Last year, about 2,000 people attended the first Heartland Book Festival at the Central Library. And in 2024, thousands of visitors are again expected to flock to the free event, which provides an opportunity to make community connections — and meet visiting authors.
The presentations and panel discussions are all free, but require tickets – and many are sold out. But you can still sign up for the waitlist for any of this year’s speakers. Limited seats will also be available for walk-ins to fill empty seats or if standing room is available.
Several events will be livestreamed on the Library’s YouTube page or on Facebook – and online audiences will be able to watch and submit questions.

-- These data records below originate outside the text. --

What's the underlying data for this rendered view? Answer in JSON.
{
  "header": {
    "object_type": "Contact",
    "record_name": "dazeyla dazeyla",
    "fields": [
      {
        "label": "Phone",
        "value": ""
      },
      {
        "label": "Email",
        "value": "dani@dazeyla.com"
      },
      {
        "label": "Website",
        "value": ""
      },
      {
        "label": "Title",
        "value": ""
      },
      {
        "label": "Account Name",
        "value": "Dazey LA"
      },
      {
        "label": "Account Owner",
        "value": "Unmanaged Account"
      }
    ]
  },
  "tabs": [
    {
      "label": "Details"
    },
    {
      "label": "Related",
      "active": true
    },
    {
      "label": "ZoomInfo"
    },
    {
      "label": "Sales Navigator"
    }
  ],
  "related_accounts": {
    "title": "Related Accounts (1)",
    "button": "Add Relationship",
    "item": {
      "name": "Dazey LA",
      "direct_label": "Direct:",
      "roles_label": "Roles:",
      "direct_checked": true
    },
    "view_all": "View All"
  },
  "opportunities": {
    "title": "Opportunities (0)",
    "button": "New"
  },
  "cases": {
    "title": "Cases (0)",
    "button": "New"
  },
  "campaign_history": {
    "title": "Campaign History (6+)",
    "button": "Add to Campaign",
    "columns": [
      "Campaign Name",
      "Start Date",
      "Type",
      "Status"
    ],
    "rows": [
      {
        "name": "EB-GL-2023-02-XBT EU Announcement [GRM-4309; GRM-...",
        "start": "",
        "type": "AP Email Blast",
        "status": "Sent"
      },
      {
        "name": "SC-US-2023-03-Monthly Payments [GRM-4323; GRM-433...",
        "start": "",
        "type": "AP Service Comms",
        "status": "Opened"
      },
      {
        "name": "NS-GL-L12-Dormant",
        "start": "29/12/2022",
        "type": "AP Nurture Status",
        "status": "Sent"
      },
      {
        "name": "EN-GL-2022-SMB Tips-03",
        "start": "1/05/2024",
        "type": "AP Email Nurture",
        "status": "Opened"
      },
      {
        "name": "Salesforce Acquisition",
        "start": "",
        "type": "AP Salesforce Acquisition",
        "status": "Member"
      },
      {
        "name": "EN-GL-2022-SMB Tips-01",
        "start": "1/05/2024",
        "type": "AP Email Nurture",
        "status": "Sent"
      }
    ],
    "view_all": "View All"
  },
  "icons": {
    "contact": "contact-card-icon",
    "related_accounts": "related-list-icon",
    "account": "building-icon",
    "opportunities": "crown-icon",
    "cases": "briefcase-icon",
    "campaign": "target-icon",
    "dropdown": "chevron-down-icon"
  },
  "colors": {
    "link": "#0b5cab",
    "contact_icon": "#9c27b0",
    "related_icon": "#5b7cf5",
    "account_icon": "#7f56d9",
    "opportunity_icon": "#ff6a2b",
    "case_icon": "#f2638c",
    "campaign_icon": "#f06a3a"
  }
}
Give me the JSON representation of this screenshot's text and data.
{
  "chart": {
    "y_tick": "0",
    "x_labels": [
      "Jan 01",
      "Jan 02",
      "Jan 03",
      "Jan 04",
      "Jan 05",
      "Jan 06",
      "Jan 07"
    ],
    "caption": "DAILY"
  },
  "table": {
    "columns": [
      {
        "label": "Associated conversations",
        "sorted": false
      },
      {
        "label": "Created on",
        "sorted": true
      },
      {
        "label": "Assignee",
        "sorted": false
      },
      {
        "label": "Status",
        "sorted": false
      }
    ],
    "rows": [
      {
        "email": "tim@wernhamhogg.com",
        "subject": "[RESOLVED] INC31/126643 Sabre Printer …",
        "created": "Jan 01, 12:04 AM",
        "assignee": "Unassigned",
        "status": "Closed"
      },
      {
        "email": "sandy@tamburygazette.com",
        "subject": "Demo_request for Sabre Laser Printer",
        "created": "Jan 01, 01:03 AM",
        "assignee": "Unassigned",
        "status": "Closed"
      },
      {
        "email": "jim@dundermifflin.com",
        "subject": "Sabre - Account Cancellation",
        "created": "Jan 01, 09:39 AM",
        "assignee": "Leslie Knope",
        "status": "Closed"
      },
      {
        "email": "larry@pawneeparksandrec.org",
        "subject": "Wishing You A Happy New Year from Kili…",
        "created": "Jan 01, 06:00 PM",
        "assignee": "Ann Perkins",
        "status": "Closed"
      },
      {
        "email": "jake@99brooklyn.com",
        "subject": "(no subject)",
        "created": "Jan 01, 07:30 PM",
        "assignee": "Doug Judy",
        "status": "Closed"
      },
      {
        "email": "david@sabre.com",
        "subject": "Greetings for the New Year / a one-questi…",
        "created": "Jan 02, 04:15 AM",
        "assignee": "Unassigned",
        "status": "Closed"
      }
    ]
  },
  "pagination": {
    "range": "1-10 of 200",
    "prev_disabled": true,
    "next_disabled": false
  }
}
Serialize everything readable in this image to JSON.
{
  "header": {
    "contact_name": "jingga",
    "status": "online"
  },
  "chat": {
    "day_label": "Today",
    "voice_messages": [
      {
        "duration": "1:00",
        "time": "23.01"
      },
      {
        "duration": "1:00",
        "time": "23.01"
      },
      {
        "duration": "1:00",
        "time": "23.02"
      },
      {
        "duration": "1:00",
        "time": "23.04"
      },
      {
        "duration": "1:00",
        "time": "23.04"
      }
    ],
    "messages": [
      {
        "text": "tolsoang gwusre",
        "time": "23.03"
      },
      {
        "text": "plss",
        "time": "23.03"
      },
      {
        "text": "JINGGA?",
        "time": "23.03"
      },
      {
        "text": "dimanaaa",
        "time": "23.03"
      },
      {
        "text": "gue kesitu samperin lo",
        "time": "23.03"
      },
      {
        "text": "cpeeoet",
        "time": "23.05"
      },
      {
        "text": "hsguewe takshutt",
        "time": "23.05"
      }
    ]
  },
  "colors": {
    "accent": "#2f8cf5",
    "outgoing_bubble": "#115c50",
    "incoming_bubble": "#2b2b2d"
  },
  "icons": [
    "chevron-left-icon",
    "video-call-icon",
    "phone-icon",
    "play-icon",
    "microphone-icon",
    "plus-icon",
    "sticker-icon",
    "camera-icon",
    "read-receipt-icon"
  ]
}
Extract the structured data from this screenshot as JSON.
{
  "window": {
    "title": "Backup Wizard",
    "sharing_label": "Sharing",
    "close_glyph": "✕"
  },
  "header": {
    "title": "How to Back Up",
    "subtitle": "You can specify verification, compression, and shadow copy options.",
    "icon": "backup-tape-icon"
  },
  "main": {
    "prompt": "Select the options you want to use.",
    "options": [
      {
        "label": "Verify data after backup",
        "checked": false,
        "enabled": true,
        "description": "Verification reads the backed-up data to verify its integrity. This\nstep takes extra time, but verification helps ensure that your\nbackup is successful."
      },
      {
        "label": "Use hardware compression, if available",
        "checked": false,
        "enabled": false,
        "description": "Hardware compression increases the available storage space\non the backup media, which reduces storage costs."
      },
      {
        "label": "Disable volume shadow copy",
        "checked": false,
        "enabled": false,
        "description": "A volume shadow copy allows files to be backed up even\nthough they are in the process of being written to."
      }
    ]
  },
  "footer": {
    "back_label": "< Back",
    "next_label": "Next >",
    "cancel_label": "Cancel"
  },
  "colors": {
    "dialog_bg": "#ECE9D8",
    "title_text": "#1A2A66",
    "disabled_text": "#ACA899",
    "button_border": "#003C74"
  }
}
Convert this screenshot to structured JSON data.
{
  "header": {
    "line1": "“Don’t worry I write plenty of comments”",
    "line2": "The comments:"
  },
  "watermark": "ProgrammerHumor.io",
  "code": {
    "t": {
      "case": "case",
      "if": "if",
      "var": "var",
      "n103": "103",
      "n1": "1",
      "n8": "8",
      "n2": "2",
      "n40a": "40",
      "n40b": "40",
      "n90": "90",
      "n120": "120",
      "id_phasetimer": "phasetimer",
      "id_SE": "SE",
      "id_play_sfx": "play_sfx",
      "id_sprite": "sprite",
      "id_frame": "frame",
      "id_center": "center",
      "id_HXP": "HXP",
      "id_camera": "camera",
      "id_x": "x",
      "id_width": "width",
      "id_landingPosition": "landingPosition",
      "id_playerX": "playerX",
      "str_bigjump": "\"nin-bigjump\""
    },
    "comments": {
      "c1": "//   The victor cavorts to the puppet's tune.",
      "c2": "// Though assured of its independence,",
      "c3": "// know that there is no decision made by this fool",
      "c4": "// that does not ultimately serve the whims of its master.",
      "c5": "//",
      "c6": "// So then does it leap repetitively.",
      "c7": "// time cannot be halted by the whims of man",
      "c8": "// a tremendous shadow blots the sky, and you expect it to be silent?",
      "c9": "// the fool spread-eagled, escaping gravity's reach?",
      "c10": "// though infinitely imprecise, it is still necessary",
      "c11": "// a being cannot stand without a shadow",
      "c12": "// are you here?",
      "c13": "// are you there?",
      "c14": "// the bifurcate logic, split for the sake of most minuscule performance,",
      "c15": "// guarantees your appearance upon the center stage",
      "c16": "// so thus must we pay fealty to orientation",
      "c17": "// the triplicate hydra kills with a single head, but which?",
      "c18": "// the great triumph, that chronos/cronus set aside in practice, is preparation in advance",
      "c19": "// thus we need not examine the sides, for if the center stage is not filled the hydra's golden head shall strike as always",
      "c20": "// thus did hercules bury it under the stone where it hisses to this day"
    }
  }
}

Some festival activities don’t require registration. Kate Brady Burr will be on-site writing improvised typewriter poems between 10 a.m. and 2 p.m.
On the second floor are children’s activities and grab-and-go craft kits, Kansas City area independent bookstores, including BLK + BRWN, Bliss Books & Wine, Rainy Day Books, Seven Stories, and Under the Cover, as well as more than a handful of children’s authors.
Check out the large vendor hall on the third floor where you can visit with representatives from area arts and cultural organizations, and literary-centric makers.
Free festival goodies like coloring books, colored pencils, seed packages, tote bags, and more, will be available while supplies last.